Artemis watched curiously as Kaldur used his water-bearers in a way she'd never seen before. Usually, he held them like hilts to whatever hard water weapon he chose to create, but this time he released two powerful jets of water right at the paint like a pressure washer. He must've been using the new weapons that had been created for him to fight the Manhunters with.
Within minutes, Kaldur had both ledges completely cleared of the cover up paint, and the three of them were staring at the exposed words in confusion.
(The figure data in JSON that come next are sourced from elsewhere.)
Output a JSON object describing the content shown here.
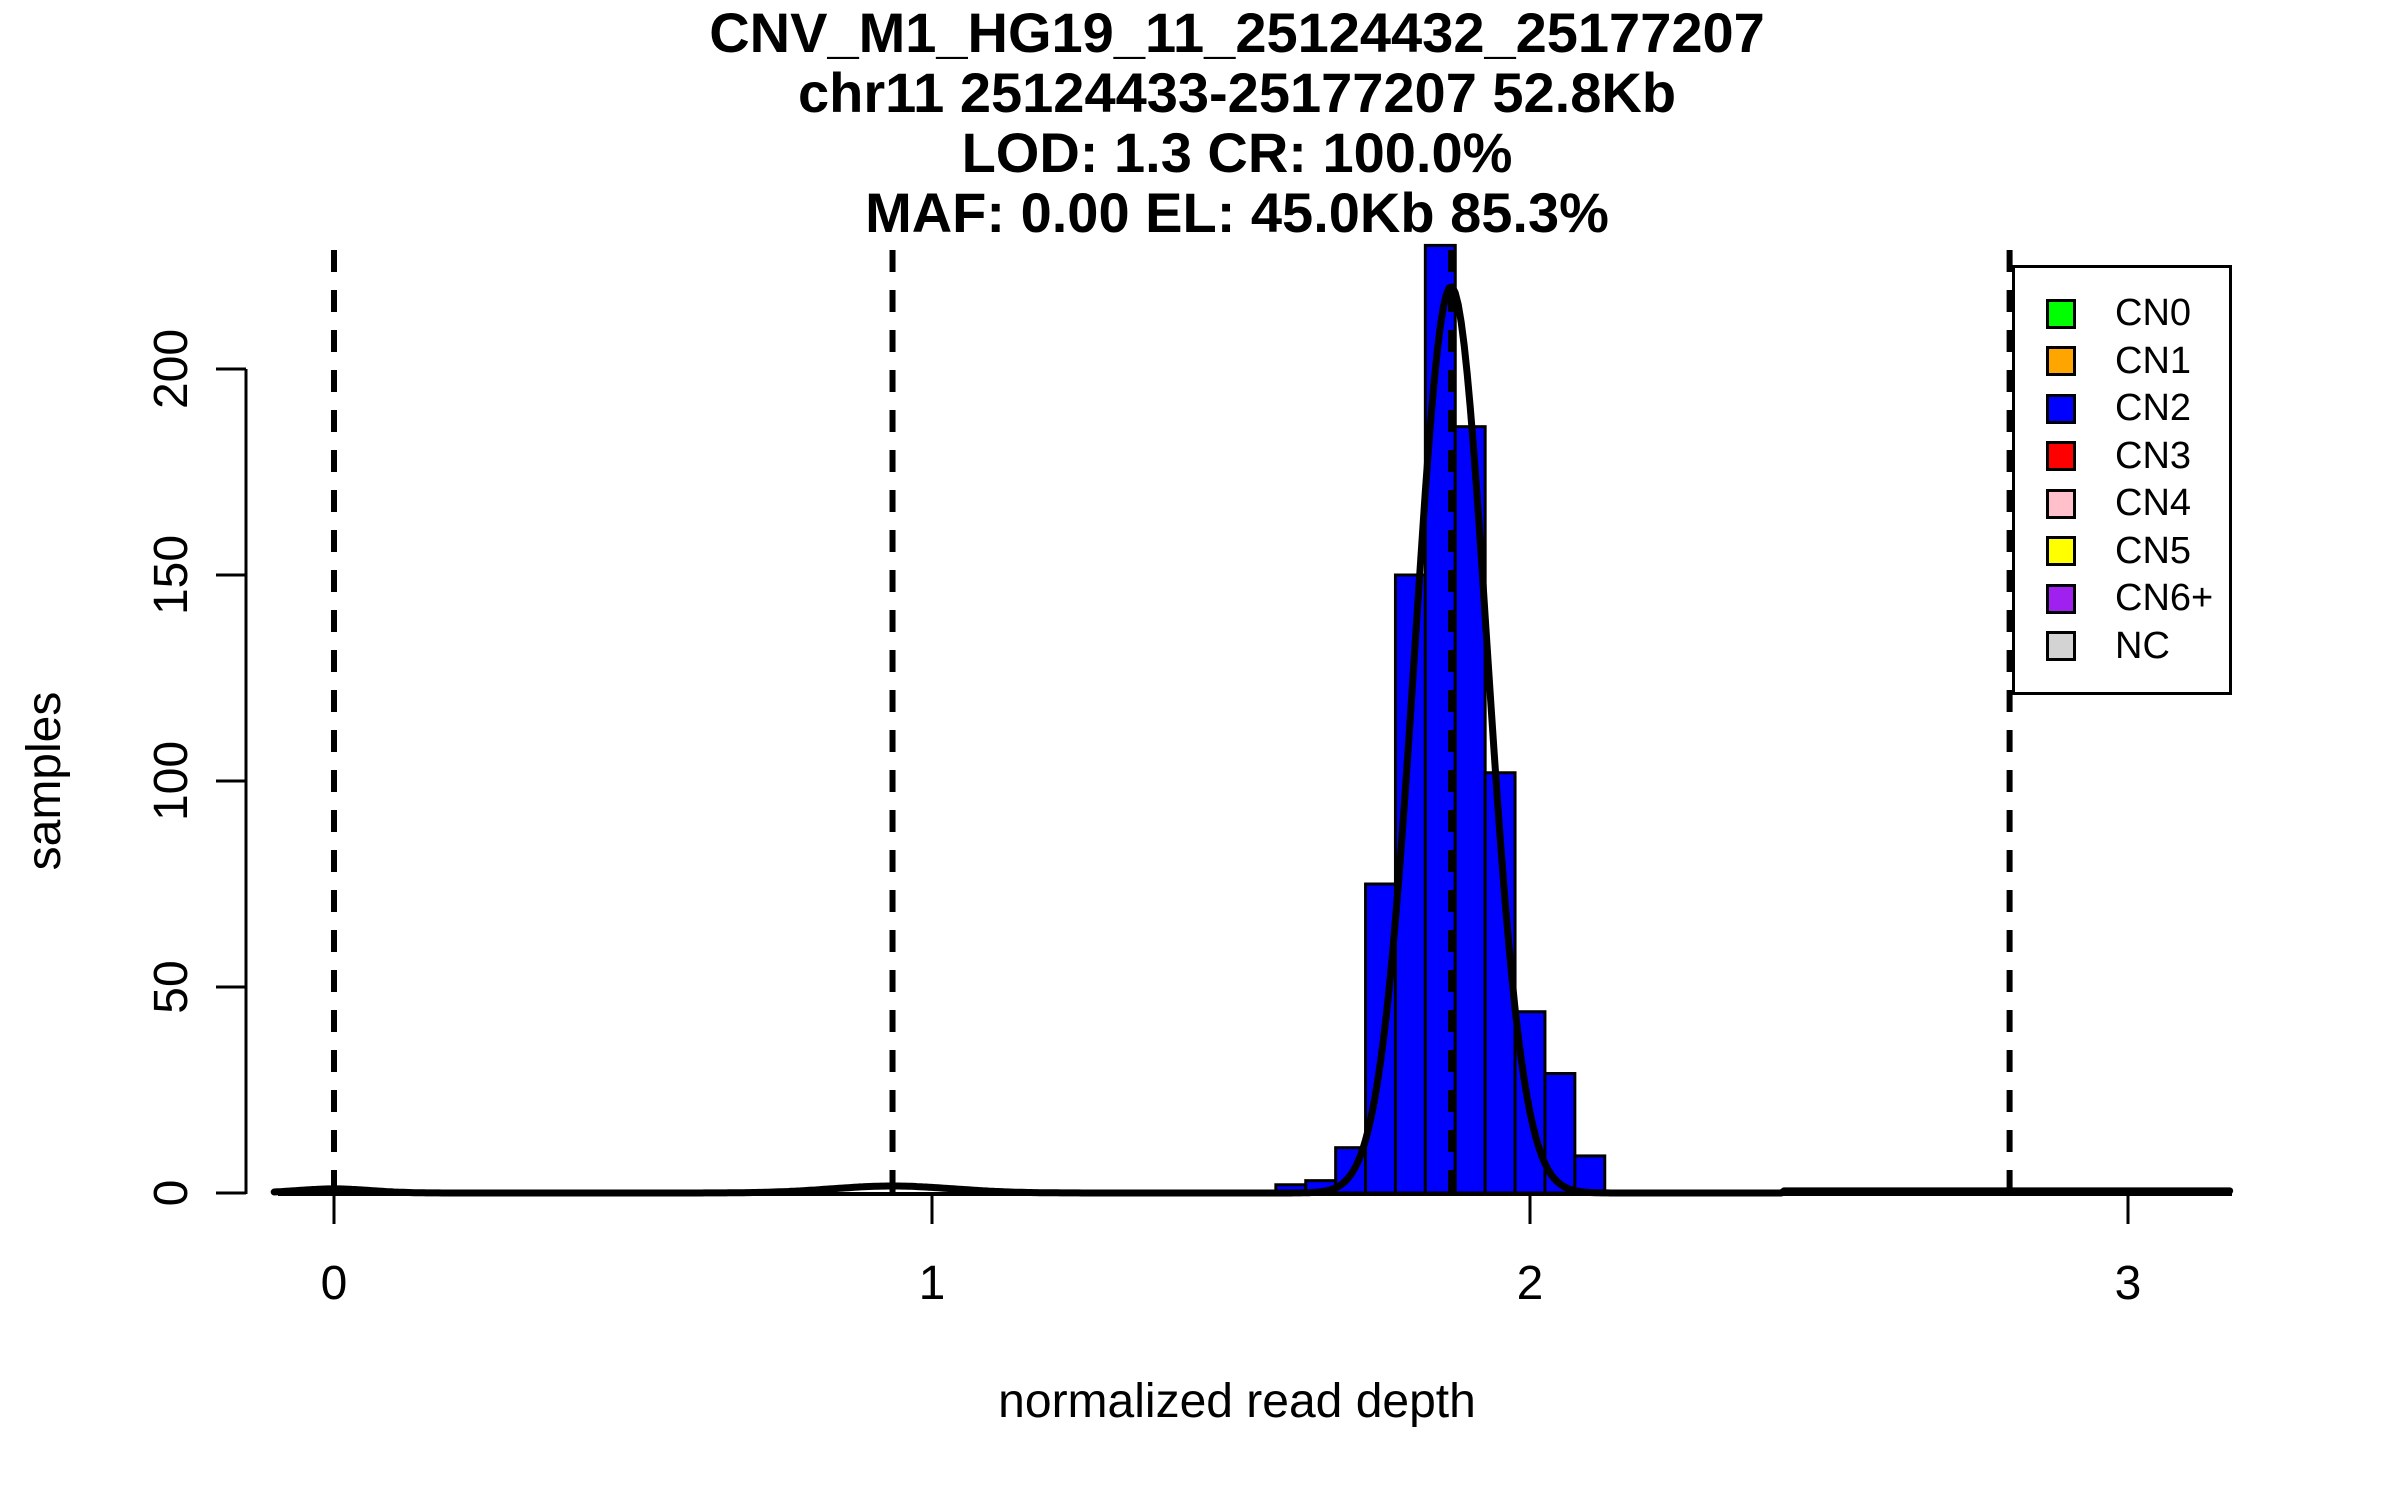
{
  "chart_data": {
    "type": "bar",
    "subtype": "histogram-with-density",
    "titles": {
      "line1": "CNV_M1_HG19_11_25124432_25177207",
      "line2": "chr11 25124433-25177207 52.8Kb",
      "line3": "LOD: 1.3 CR: 100.0%",
      "line4": "MAF: 0.00 EL: 45.0Kb 85.3%"
    },
    "xlabel": "normalized read depth",
    "ylabel": "samples",
    "x_ticks": [
      0,
      1,
      2,
      3
    ],
    "y_ticks": [
      0,
      50,
      100,
      150,
      200
    ],
    "xlim": [
      -0.15,
      3.25
    ],
    "ylim": [
      0,
      235
    ],
    "grid": false,
    "legend_position": "top-right",
    "histogram": {
      "bin_start": 1.575,
      "bin_width": 0.05,
      "counts": [
        2,
        3,
        11,
        75,
        150,
        230,
        186,
        102,
        44,
        29,
        9
      ],
      "bar_color": "#0000FF",
      "bar_border_color": "#000000"
    },
    "cn_marker_lines_x": [
      0,
      0.934,
      1.868,
      2.802
    ],
    "density_curve": {
      "color": "#000000",
      "x_range": [
        -0.1,
        3.17
      ],
      "components": [
        {
          "mu": 1.868,
          "sigma": 0.06,
          "amp": 220
        },
        {
          "mu": 0.934,
          "sigma": 0.1,
          "amp": 1.7
        },
        {
          "mu": 0.0,
          "sigma": 0.06,
          "amp": 1.0
        }
      ],
      "baseline_offset": {
        "from": 2.42,
        "to": 3.17,
        "amp": 0.5
      }
    }
  },
  "legend": {
    "items": [
      {
        "label": "CN0",
        "color": "#00FF00"
      },
      {
        "label": "CN1",
        "color": "#FFA500"
      },
      {
        "label": "CN2",
        "color": "#0000FF"
      },
      {
        "label": "CN3",
        "color": "#FF0000"
      },
      {
        "label": "CN4",
        "color": "#FFC0CB"
      },
      {
        "label": "CN5",
        "color": "#FFFF00"
      },
      {
        "label": "CN6+",
        "color": "#A020F0"
      },
      {
        "label": "NC",
        "color": "#D3D3D3"
      }
    ]
  }
}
Over one hallway, black lettering spelled out the words 'Red Trinity', and the words 'Blue Trinity' hung over the second hallway.
Artemis felt her guts twist into an uneasy knot, and she stared around at the objects littering the floor, "Miss Martian...how many rooms are down here?"
"Six," she answered immediately, looking down from the signs and at her. "Why?"
Artemis picked her way carefully down the hallway labeled 'Red Trinity' and stooped down to pick up what had caught her eye – a very old and worn teddy bear. She held it up to Kaldur, who seemed to be picking up on her train of thought, "How much do you wanna bet that this is where those six kids in the photo lived?"